Two additional adjustments to existing revenues are included in this budget recommendation. First is a 1.75 percentage point increase to the Personal Property Lease Tax applied to non-possessory computer leases of cloud software and cloud infrastructure that brings this tax in alignment with the tax imposed on all other lease, rental or use of rented, personal property currently taxed at 9.0 percent. In addition, the 2021 budget calls for the Vehicle Fuel Tax on non-airline purchases to increase by $0.03 per gallon.

Even under challenging conditions, the City remains committed to investing in the future of our residents and businesses, and more than $18.6 million in new investments are included in the 2021 budget. These investments include an additional $5.25 million in funding for community-based violence prevention and reduction efforts. These resources will support the expansion of violence prevention and domestic violence programming, provide funding for high risk youth and launch of the co-responder model pilot that would involve trained mental health professionals, community paramedics and Crisis Intervention Team-trained police officers co-responding to certain 911 calls.

To build on community investments made in 2020, this budget will provide an additional $1.7 million for youth programming, $2.0 million in new funding for affordable housing and $7.0 million for economic recovery efforts to support workforce training, help small businesses build capacity and assist with job creation and recruitment.
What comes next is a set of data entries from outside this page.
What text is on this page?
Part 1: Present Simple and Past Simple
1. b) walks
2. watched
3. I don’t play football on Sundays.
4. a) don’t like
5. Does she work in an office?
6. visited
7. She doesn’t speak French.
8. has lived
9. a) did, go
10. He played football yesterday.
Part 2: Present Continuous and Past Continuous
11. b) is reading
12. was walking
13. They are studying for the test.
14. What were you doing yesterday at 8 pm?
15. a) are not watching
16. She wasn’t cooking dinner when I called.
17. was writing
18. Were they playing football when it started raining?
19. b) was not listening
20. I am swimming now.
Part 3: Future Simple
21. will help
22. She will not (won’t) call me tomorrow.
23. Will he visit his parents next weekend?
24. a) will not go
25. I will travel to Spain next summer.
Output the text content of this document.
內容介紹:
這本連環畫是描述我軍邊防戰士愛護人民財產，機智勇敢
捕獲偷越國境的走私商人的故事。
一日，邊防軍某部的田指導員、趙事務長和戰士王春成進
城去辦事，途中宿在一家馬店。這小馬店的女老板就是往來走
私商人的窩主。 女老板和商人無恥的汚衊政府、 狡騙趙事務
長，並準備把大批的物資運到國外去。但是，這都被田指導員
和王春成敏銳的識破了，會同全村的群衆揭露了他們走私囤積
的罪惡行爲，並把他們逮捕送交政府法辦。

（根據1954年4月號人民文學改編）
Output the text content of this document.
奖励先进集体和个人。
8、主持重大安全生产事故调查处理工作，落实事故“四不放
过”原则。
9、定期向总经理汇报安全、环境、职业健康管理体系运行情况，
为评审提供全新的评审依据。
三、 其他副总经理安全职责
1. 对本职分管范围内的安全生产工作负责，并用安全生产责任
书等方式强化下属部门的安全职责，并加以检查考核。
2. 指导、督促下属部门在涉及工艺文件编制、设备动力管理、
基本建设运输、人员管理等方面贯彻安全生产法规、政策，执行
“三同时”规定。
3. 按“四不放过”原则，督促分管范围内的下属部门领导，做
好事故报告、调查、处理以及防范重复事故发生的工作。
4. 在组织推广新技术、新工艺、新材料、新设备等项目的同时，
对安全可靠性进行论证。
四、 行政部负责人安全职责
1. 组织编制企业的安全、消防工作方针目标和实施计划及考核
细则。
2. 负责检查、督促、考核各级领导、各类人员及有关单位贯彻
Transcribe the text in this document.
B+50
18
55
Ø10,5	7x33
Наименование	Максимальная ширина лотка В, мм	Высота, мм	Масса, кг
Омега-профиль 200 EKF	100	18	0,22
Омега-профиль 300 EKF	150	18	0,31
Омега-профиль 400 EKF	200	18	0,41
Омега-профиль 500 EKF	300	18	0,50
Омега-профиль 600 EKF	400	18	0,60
With the largest budget deficit in Chicago’s history and a once-in-a-lifetime global pandemic crippling our economy, the City has remained committed to making budgetary decisions that lead to long-term financial stability while continuing to prioritize our values of equity, transparency and inclusion. The 2021 budget proposal addresses the City’s obligations, finds cost saving reforms and community investments, and preserves key services to ensure our fiscal and economic stability for future generations.